The researcher found that US hospitals spend, on average, $ 12,345 a month to treat these patients, compared to $ 6,195 in British Columbia, according to a summary of the study published in the annual meeting of the American Society of Clinical Oncology, which was held this weekend in Chicago.
Yet, despite a cost nearly double that in Canada, American patients survived, on average, 21.4 months after starting treatment, compared to 22.1 months for Canadians.
The 1622 Canadian patients considered for the study were slightly older (mean 66 years) than the 575 US patients (mean 60 years). However, this was the only difference between the two groups, which were otherwise ethnically similar in terms of education and income.

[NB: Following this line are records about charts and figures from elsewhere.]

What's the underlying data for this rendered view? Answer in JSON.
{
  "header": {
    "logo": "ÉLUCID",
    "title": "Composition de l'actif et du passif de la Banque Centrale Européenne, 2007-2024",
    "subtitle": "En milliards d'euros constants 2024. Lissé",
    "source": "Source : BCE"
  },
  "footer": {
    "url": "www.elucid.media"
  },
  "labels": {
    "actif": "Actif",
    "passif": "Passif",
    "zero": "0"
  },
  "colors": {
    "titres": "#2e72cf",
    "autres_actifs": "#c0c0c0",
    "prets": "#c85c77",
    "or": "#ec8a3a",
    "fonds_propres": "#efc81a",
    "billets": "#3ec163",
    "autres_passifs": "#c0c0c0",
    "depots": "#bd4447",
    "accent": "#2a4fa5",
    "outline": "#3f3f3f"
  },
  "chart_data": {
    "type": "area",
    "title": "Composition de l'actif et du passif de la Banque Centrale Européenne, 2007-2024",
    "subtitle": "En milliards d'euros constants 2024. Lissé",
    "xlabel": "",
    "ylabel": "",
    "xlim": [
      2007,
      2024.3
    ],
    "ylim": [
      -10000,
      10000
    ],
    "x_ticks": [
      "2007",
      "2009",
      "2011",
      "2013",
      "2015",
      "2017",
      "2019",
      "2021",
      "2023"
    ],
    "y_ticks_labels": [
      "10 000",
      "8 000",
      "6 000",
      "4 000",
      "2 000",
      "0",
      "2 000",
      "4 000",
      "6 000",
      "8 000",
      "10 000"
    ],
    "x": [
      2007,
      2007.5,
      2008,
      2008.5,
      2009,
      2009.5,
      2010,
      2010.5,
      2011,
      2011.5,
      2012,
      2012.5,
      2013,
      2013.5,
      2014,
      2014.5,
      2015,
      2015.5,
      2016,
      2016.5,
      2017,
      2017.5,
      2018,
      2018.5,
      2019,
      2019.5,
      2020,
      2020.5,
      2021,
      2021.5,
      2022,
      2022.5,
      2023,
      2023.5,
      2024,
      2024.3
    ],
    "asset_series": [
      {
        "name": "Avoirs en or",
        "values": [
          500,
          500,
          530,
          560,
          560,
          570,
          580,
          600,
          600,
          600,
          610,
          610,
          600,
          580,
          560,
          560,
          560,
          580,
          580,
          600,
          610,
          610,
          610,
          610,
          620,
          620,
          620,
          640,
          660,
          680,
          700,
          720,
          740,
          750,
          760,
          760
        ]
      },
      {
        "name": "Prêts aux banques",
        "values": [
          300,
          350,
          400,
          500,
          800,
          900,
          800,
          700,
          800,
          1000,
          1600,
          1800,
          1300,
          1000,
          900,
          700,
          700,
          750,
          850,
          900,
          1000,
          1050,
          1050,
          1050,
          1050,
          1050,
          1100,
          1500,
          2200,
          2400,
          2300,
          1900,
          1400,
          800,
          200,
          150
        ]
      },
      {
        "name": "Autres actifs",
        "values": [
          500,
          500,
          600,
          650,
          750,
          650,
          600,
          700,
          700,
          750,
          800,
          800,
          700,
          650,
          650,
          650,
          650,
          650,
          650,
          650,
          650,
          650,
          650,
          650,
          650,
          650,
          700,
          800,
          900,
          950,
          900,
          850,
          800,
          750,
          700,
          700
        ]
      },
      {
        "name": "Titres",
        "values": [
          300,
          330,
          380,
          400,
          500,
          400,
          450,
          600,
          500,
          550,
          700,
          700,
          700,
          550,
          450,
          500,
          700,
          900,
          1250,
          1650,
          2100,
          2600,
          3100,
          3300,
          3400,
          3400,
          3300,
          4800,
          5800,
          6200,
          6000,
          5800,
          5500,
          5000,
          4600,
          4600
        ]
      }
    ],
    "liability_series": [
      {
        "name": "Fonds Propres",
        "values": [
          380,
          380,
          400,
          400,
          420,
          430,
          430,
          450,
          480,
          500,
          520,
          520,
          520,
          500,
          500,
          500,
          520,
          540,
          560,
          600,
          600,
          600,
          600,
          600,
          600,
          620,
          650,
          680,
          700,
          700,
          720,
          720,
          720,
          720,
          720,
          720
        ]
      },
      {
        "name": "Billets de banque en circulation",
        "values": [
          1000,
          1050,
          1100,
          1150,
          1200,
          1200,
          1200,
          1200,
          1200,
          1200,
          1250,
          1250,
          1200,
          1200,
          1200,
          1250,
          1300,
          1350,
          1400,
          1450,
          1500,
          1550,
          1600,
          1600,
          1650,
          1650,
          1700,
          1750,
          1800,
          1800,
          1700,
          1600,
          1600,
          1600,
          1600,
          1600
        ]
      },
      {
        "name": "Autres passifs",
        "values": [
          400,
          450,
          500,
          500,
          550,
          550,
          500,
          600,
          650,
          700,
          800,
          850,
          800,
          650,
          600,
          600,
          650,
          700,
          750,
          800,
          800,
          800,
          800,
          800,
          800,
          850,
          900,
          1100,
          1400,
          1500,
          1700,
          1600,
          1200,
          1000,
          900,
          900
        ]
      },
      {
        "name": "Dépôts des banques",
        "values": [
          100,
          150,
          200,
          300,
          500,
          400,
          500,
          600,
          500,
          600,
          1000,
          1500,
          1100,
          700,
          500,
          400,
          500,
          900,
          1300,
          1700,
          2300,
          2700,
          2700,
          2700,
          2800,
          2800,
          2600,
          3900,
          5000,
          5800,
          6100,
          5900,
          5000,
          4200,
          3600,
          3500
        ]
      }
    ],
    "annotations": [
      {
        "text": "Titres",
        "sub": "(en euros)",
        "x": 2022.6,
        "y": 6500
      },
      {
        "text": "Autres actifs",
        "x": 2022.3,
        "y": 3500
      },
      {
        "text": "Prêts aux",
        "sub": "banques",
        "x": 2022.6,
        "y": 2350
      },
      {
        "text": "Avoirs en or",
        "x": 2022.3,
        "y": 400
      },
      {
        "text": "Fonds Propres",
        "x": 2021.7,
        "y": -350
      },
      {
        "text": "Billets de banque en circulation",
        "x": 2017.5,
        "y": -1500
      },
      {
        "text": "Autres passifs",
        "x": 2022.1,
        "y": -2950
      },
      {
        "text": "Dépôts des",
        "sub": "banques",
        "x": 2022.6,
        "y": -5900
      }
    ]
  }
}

American doctors have also prescribed a little more chemotherapy treatment than their Canadian counterparts, but this difference could be explained by the difference in average age between the two groups.
“What we can learn from this is that the government sets prices for chemotherapy and drugs used in treatment in British Columbia. In the United States, the price is really determined by the market and pharmaceutical companies, “said Dr. Yezefski, according to comments relayed by CNN.